The one thing that links all of these carmakers? They are all (foreign ownership issues aside) British marques. And they all reflect, argues Dan Perry-Williams, chief designer at McLaren, “a distinctive mix of style and technology. That’s something foreign owners have recognised – they haven’t just bought a brand, but a group of people and a particular culture.”
But Sielaff also sees Bentley’s example as indicative of a shift across the British car industry of late. Aston Martin, for example, is establishing a new factory in south Wales in order to develop its DBX SUV model.

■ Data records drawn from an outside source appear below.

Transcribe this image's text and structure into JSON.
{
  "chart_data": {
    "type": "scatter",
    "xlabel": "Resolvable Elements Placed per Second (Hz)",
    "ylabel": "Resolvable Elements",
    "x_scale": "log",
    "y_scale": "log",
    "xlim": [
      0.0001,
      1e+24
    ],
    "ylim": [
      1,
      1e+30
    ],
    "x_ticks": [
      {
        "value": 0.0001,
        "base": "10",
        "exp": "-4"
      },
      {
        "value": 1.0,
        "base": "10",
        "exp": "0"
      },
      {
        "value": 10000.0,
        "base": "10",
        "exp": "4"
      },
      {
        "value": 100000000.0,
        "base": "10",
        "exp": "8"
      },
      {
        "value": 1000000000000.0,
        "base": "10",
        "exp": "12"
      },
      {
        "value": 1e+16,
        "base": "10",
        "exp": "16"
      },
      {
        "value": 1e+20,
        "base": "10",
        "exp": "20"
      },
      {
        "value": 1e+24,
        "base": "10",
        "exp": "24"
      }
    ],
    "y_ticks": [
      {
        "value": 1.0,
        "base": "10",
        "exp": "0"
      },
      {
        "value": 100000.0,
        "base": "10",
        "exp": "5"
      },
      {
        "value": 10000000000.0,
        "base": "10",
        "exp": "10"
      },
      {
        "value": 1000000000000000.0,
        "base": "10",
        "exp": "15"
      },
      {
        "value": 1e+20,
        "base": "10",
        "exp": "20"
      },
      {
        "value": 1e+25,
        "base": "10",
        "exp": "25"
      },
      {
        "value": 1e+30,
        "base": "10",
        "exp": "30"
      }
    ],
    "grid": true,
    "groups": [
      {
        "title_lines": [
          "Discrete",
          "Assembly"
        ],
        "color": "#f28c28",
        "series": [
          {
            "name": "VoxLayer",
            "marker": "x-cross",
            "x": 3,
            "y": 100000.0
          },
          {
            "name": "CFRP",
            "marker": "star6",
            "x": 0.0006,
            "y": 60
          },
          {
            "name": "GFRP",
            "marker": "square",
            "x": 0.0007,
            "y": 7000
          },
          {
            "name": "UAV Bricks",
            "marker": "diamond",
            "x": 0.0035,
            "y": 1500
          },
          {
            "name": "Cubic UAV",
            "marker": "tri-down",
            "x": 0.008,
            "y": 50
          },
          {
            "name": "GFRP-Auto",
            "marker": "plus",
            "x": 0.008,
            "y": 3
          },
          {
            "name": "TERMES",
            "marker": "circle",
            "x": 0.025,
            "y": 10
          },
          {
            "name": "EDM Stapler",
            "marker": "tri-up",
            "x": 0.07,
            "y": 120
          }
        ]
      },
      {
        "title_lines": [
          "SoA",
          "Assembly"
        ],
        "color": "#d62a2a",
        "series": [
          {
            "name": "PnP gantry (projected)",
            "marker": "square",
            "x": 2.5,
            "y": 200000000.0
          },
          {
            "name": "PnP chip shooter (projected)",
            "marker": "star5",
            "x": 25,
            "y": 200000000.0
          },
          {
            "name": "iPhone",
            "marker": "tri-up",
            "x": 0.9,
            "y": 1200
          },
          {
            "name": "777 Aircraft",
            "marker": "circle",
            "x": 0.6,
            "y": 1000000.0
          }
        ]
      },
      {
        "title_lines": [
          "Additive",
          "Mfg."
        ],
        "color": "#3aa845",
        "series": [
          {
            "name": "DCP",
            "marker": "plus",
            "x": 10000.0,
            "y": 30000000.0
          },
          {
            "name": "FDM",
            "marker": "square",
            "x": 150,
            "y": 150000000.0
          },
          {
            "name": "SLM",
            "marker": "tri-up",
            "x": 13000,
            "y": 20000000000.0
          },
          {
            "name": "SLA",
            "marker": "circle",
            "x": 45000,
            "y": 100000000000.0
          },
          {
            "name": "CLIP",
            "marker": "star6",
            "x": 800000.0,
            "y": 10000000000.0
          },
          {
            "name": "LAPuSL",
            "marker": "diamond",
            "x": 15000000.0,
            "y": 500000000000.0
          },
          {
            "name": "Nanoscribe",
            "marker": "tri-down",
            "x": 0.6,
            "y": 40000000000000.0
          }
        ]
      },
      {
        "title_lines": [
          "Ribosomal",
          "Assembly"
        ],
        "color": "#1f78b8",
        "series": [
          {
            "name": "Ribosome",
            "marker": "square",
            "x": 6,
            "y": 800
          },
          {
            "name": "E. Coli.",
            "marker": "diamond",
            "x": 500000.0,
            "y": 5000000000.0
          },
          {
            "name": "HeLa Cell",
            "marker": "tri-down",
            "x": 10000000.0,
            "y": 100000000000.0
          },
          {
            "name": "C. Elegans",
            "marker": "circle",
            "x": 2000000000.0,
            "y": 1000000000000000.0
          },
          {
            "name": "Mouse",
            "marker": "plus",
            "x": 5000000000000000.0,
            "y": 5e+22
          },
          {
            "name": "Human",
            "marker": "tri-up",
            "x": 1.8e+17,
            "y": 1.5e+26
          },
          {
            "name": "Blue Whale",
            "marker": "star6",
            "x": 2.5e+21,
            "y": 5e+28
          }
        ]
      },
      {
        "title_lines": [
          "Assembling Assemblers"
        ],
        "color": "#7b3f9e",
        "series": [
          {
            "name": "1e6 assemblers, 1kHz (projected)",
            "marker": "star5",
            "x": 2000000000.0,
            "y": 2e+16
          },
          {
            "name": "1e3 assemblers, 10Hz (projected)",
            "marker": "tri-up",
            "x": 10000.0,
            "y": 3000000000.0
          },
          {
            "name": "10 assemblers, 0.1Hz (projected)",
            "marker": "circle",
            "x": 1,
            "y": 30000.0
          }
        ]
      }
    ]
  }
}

Besides, with shifts in consumer expectations, looking forward may well prove wiser than looking back. Sielaff argues that heritage, while undoubtedly valuable, can also be a burden. “You can’t forget heritage, but in today’s global market you can’t be seen as old-fashioned either,” Sielaff says. “We have to think about younger customers, those who think they’re too young for the brand. We have to attract them and the best way to do that is with technology.”
Sielaff says that while he may have agreed with the idea that the Brits are the carmakers most revved up by innovation right now, “but after coming back from China (the Shanghai Auto Show), I’m not so sure anymore”.
He points to nations with relatively fledgling car manufacturing histories (China and India notably) with social pressure coming from pollution and urban congestion that are encouraging them to, as he puts it, “jump over the West’s 120 years of traditional combustion technology”. He adds, “British heritage carmakers can’t just sit around on their Chesterfield sofas.”